Cosa sta succedendo nel luogo dove si è consumato il genocidio di Srebrenica, oggi oggetto di un progetto di “ristrutturazione”? un grido d’appello.
di Aline Cateux e Florence Hartmann*
L’ex fabbrica di batterie a Potočari è attualmente in una fase di ristrutturazione senza precedenti che ha rovinato il paesaggio della memoria. Questo edificio storico fa parte del memoriale ufficiale del genocidio di Srebrenica insieme al luogo di sepoltura degli oltre 8000 ragazzi e uomini uccisi dalle forze serbe a causa della loro fede musulmana o delle loro origini culturali.
Lì, l’11 luglio 1995, migliaia di bosgnacchi terrorizzati avevano disperatamente cercato rifugio dopo che le forze serbe avevano preso di mira l’enclave assediata di Srebrenica. È servita come quartier generale delle forze di pace olandesi che avrebbero dovuto proteggerle dagli assalitori dopo la smilitarizzazione dell’enclave e la sua istituzione come “area protetta delle Nazioni Unite” nel 1993. Invece, i soldati olandesi le hanno consegnate alle forze serbe sotto il comando di Ratko Mladic che ha separato gli uomini e i ragazzi dalle donne.
Dal 1995 l’ex fabbrica di batterie, teatro di sofferenze e disagi di massa, luogo in cui molti hanno visto per l’ultima volta i propri cari prima che uomini e ragazzi venissero condotti alla morte, è stata conservata com’era, come resti materiali che rendono sempre presente il passato.
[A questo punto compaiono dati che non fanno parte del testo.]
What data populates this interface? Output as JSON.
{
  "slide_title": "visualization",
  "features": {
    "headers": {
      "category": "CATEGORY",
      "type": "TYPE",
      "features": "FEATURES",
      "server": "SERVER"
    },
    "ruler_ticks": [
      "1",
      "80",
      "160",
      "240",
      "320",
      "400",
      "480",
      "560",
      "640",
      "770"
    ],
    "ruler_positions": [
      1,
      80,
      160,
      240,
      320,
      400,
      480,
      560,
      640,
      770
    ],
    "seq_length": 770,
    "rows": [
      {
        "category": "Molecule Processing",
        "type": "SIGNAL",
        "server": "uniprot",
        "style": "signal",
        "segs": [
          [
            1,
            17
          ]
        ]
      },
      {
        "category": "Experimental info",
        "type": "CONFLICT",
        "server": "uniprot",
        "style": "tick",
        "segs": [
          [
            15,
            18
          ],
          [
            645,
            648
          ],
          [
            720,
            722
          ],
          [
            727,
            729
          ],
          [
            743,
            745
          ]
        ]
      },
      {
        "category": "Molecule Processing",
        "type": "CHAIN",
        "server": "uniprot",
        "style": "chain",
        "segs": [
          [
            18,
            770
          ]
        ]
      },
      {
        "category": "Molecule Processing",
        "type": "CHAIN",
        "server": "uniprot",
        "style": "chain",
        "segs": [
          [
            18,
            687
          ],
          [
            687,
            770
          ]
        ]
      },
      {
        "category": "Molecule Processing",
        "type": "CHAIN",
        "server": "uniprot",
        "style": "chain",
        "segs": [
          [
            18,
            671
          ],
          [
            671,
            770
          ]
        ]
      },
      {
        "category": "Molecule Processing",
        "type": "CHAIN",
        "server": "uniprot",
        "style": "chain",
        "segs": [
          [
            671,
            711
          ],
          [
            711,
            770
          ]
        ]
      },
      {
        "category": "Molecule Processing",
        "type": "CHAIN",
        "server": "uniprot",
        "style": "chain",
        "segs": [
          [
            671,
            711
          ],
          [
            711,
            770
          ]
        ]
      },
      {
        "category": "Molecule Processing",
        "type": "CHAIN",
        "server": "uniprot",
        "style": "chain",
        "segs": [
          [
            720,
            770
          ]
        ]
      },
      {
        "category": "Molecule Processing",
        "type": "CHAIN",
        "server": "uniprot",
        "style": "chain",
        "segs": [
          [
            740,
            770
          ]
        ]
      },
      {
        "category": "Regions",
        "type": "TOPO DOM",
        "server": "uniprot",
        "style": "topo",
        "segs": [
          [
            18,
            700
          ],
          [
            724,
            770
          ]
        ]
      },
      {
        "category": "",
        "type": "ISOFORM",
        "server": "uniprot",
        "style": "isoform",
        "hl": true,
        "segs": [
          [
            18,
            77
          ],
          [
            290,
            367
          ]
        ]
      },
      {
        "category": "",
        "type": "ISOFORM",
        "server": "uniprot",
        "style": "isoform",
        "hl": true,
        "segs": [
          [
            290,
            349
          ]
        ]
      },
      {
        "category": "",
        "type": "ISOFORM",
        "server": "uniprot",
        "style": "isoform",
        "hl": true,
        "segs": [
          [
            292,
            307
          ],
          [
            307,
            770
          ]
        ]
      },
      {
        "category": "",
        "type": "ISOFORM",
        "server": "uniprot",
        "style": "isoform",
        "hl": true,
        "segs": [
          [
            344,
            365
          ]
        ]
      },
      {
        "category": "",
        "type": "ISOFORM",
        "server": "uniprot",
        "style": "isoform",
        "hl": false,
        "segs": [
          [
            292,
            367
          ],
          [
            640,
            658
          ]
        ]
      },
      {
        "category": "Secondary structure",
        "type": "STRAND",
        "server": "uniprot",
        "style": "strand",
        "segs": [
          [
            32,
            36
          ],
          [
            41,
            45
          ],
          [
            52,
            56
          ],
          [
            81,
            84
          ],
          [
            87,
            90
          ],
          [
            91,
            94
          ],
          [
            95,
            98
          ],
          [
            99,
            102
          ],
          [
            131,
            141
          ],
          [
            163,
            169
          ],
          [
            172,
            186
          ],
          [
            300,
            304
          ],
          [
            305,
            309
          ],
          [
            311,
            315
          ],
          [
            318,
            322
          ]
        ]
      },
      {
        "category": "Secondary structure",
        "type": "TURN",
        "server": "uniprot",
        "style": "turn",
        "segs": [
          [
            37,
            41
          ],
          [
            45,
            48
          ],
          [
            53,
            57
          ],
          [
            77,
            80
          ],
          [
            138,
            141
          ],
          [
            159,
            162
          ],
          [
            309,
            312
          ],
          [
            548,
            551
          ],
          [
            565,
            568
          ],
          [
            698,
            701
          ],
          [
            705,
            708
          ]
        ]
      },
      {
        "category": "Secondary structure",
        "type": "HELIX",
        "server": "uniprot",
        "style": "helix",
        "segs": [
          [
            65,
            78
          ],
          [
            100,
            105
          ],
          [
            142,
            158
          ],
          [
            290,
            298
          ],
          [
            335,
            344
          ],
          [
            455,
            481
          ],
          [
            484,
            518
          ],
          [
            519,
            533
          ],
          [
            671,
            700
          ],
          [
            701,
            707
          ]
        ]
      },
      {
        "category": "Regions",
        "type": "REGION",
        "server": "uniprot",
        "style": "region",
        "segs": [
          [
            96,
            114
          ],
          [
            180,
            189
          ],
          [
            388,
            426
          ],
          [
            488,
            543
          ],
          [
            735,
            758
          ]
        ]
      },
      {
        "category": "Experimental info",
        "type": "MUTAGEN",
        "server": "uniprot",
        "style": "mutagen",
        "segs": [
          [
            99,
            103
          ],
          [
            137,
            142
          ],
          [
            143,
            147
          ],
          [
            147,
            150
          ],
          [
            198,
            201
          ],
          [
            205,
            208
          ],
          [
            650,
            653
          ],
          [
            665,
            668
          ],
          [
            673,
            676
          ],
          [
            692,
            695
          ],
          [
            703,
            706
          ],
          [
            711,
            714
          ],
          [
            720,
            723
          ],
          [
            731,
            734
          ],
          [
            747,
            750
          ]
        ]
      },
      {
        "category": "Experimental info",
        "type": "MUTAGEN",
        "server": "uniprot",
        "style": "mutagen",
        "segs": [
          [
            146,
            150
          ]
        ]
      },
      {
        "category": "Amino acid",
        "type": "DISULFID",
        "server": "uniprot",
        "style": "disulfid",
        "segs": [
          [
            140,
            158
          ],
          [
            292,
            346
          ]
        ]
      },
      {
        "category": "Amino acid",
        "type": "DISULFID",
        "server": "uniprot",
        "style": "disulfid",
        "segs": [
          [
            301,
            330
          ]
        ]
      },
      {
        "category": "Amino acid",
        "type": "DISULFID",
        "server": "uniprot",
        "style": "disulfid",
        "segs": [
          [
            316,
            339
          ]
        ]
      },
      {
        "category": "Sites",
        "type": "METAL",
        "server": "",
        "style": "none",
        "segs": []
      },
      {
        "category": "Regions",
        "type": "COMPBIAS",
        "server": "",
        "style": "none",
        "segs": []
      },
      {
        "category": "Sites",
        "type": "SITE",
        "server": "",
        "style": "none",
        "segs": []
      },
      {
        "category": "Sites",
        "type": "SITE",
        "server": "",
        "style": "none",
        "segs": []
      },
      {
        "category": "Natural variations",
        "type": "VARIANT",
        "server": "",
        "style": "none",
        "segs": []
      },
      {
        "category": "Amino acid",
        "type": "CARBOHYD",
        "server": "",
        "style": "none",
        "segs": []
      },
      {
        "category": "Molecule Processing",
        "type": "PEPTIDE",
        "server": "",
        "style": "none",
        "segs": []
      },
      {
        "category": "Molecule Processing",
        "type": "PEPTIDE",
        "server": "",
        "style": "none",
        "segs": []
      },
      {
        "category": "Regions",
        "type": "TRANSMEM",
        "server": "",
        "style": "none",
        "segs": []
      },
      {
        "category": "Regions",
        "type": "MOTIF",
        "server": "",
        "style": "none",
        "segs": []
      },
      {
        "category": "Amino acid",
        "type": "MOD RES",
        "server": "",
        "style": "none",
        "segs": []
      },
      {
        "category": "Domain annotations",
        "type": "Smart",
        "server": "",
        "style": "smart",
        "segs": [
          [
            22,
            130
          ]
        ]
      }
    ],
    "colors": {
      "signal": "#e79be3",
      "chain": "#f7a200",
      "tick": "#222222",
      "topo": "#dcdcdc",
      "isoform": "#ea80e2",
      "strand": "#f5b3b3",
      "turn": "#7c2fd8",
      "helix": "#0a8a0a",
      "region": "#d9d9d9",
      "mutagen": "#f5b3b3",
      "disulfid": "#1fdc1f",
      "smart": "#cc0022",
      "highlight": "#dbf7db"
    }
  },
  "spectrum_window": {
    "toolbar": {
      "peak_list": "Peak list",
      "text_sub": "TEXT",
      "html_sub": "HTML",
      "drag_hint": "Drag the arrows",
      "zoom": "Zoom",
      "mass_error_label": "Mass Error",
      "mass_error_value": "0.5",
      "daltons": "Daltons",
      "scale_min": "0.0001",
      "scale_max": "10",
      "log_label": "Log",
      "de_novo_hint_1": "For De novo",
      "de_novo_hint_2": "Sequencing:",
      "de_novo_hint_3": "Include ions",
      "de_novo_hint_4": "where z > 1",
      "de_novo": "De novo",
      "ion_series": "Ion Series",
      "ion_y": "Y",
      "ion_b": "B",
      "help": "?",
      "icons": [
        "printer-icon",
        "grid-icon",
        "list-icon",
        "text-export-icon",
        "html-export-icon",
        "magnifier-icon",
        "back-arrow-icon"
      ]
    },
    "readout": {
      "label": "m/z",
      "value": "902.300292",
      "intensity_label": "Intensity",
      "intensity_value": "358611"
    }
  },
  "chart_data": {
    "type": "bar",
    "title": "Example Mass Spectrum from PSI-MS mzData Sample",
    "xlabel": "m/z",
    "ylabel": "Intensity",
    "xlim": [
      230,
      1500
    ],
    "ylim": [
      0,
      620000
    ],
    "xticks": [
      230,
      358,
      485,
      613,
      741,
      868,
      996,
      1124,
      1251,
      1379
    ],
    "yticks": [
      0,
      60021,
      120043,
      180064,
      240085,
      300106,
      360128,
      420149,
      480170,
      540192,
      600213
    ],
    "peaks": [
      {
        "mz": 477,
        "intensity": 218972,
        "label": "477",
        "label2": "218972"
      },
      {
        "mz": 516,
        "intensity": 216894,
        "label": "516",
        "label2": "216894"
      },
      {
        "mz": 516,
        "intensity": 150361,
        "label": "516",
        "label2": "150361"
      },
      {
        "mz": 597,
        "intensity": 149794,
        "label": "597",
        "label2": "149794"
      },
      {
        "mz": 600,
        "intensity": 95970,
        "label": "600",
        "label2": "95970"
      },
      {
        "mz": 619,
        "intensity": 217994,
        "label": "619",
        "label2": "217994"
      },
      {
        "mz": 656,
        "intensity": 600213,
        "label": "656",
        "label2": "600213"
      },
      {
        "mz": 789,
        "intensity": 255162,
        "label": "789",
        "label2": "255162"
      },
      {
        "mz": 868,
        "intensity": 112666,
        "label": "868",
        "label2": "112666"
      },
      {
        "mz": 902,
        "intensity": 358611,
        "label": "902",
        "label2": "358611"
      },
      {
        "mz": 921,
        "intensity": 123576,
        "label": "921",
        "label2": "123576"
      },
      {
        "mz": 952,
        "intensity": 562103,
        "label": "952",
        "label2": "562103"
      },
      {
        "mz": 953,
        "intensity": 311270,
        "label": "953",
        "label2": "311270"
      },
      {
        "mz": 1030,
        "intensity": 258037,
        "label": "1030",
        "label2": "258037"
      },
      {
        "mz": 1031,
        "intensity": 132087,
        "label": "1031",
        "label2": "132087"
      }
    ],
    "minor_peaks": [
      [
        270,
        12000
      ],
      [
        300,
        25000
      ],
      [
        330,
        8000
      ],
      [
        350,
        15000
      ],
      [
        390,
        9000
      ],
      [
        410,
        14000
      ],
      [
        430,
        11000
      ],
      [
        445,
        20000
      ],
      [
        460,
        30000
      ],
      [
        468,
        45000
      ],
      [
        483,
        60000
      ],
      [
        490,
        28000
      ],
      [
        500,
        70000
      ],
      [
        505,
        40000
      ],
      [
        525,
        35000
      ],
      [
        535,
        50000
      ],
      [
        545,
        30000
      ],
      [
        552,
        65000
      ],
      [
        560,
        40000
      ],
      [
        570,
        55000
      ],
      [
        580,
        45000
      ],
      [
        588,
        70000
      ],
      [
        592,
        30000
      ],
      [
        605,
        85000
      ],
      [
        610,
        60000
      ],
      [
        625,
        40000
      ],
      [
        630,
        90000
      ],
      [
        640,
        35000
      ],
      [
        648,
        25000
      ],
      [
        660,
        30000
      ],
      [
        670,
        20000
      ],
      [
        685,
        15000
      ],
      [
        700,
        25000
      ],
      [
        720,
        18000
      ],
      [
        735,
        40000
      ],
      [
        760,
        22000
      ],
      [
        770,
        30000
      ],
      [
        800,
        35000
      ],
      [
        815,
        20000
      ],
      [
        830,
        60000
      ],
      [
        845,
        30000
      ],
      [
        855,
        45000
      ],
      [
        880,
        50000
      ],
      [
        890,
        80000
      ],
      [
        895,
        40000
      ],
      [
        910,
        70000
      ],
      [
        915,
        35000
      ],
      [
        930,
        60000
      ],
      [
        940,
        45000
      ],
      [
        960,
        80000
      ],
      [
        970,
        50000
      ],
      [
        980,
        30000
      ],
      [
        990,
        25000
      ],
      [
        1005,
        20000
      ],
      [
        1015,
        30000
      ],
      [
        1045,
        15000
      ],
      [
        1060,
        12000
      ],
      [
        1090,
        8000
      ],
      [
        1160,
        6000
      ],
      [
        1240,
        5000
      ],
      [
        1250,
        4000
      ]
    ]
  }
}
È servita come costante promemoria per le vittime e per il mondo. Ha dato a chi la visitava un’idea di ciò che era accaduto nelle ore precedenti al più grande massacro sul continente europeo dalla seconda guerra mondiale. Un crimine che è stato qualificato genocidio da due tribunali internazionali.
La facciata della fabbrica è già stata modificata nel processo di ristrutturazione finanziato da TIKA (l’agenzia turca internazionale per la cooperazione) e il progetto – che prevede, in una seconda fase, il rimodellamento interno – mette a rischio l’intera struttura storico della fabbrica. Parti originali dell’edificio e parti che recavano tracce del delitto sono state asportate verso luoghi sconosciuti e si sospetta fortemente che siano state gettate via o addirittura vendute a una discarica.
Con i cordoni della borsa in mano alla Turchia, il progetto di ristrutturazione — lanciato senza un precedente dibattito pubblico e senza pubblicità — solleva il timore di una strumentalizzazione politica nel contesto della politica di soft power della Turchia e della diplomazia religiosa in Bosnia-Erzegovina.
Siamo ancora più preoccupate che le ambizioni politiche turche proprio in questo luogo possano riecheggiare o dare una mano alla logica malata dietro la condanna a morte pronunciata da Ratko Mladic nel discorso all’ingresso di Srebrenica l’11 luglio 1995 (“Diamo a questa città alla nazione serba… È giunto il momento di vendicarsi dei turchi.”)
La cancellazione del paesaggio della memoria del genocidio dei bosgnacchi di Srebrenica e il sovvertimento della sua dimensione universale è un disastro per la memoria locale ma anche per la memoria europea e mondiale.
* Aline Cateux, antropologa, vive a Sarajevo. Florence Hartmann è stata portavoce del Tribunale penale internazionale per l’ex-Jugoslavia.